EU, Japan to Lose Third of High-Energy Goods Share, IEA Says

Japan and the European Union may lose a third of their combined export market share of energy-intensive goods partly because of their high natural gas, coal and electricity costs, the International Energy Agency said.

The U.S., whose factory power costs are less than half those in the EU and Japan, may get a “slight increase” in the share of exports from industries including chemicals, aluminum and cement, according to the IEA’s World Energy Outlook 2013. That’s the “clearest indication” of the link between low energy prices and the outlook for industry, the IEA said.

Energy-intensive industries account for about a quarter of industrial employment and 70 percent of industrial energy use, the Paris-based adviser to 28 nations said in the report.

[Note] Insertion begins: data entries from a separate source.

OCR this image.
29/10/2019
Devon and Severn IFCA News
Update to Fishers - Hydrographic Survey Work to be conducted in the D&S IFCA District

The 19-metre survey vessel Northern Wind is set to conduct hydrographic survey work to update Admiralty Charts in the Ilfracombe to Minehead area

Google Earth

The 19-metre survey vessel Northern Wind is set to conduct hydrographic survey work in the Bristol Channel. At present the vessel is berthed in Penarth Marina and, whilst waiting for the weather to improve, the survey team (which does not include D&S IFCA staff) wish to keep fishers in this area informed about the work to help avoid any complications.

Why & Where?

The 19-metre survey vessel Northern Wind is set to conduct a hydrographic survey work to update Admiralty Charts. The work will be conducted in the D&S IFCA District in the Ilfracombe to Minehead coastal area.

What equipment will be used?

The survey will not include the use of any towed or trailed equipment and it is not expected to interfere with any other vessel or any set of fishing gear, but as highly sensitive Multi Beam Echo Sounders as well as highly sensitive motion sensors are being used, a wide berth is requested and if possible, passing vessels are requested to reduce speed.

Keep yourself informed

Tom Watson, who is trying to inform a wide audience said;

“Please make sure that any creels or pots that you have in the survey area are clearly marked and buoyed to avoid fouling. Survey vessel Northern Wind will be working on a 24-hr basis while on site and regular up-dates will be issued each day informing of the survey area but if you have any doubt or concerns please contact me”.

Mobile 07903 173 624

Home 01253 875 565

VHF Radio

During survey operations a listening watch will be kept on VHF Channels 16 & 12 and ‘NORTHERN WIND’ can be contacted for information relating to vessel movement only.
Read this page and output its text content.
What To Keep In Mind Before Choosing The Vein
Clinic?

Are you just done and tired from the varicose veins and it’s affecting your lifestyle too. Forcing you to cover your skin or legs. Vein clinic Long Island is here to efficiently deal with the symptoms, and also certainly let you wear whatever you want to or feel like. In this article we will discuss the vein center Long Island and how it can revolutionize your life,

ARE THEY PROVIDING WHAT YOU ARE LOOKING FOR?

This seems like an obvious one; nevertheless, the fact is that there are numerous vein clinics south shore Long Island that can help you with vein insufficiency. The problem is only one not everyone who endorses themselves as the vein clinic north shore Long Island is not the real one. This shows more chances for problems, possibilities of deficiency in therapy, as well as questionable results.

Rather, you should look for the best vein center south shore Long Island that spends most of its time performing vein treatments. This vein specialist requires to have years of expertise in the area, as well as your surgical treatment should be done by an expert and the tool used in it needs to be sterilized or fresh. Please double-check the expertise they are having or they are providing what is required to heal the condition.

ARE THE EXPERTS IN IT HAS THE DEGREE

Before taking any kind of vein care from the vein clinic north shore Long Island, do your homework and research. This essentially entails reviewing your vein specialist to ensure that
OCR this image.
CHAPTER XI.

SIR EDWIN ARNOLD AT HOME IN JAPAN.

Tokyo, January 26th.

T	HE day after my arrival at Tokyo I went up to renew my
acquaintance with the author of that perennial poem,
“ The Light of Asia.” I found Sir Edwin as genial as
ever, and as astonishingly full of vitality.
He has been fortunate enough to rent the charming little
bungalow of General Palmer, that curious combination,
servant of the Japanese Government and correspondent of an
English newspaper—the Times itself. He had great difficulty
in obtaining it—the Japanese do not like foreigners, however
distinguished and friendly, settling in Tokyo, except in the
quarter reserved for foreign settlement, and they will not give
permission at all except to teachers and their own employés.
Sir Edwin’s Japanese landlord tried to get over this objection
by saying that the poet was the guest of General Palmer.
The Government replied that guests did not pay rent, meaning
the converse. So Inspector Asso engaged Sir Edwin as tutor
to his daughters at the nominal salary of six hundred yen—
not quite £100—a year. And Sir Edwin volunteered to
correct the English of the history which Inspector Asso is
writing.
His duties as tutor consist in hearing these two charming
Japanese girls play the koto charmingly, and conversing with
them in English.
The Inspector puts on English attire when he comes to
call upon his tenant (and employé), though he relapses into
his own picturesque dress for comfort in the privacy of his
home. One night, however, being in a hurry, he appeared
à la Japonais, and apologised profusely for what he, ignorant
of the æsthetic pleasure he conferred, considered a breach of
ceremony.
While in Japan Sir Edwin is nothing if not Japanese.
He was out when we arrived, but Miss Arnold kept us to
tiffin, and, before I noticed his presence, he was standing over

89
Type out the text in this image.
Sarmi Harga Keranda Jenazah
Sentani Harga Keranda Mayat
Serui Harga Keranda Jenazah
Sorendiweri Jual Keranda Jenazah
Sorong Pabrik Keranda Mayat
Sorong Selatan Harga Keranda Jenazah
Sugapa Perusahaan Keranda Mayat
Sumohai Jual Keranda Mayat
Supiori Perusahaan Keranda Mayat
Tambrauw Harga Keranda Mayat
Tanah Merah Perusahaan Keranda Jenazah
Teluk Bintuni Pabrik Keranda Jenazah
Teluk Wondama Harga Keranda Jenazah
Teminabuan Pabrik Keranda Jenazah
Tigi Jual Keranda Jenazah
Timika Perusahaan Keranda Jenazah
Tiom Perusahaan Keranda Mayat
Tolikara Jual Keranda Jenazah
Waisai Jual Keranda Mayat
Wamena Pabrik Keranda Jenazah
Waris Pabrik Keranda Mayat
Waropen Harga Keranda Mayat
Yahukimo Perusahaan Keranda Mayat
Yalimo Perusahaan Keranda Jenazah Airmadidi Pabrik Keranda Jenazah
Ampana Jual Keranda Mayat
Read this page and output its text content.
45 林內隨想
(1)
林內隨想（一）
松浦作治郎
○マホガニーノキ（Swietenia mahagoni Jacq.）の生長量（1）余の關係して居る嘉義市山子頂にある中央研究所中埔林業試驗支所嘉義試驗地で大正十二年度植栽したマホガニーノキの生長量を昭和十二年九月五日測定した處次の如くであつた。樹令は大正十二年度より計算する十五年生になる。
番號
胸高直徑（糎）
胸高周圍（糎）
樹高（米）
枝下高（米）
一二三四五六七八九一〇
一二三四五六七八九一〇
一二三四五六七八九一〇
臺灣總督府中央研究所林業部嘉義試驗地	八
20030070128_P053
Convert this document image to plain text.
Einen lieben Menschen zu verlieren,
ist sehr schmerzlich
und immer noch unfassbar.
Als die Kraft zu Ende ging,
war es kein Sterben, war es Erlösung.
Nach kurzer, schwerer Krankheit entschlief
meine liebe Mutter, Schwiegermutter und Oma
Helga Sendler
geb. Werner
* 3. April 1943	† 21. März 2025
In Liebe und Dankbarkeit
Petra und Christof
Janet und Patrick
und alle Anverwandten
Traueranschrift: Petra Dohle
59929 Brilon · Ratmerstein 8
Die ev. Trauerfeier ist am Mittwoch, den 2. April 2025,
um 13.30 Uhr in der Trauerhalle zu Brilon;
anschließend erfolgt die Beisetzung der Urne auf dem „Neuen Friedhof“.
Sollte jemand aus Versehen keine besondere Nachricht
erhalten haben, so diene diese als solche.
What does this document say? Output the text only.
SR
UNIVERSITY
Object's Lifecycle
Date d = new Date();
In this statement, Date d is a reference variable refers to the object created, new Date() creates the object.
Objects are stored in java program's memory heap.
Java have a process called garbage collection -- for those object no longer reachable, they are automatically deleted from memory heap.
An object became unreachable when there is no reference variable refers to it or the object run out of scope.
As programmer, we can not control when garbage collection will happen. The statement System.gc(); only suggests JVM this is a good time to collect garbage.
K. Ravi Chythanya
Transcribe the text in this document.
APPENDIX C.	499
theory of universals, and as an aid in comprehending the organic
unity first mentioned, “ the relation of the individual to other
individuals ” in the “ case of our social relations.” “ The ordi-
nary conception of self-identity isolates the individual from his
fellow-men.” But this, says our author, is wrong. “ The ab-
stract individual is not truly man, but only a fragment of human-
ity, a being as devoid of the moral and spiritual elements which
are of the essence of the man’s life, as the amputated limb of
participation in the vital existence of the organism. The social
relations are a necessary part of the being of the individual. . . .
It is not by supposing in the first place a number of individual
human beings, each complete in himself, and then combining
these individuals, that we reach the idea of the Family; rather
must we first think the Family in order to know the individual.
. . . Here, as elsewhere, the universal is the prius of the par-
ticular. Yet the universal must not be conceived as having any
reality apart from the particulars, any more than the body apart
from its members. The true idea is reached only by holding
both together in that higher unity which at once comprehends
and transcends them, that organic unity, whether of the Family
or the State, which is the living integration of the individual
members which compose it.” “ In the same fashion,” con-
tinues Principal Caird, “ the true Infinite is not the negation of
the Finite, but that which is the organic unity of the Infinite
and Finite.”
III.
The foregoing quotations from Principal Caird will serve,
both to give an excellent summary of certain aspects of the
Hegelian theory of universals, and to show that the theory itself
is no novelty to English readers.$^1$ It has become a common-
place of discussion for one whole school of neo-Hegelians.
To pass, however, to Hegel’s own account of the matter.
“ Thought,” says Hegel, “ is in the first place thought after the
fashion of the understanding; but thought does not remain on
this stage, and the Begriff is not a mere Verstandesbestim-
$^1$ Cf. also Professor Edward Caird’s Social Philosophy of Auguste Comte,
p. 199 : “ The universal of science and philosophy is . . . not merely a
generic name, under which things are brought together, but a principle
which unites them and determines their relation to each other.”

Disparities in regional energy prices will influence investment decisions and company strategies, according to the IEA.

“Unlike crude oil prices, which are relatively uniform worldwide, prices of other fuels have become subject to significant regional variations,” the IEA said. “Although gas price differentials have come down from the extraordinary levels seen in mid-2012, natural gas in the U.S. still trades at one-third of import prices to Europe and one-fifth of those to Japan.”

Exports from Asia will advance as demand and consumption surges in that region, according to the IEA. Chinese manufacturers pay almost twice as much as U.S. factories for power, the agency said.

Supply Contracts

Europe can respond to the risk of losing exports by boosting energy efficiency, increasing domestic gas output and ensuring its energy subsidies aren’t too generous, Fatih Birol, the chief economist at the IEA, told reporters today at a press conference in London.

Gas-supply contracts linked to oil can also be renegotiated to cut costs as suppliers will probably have decreasing influence over prices, Birol said. It’s becoming a “market for buyers,” he said.

A wave of new liquefied natural gas supply in the early 2020s may “strengthen the hand of buyers during contract negotiations, precipitating a shift in the pricing paradigm,” according to the IEA report.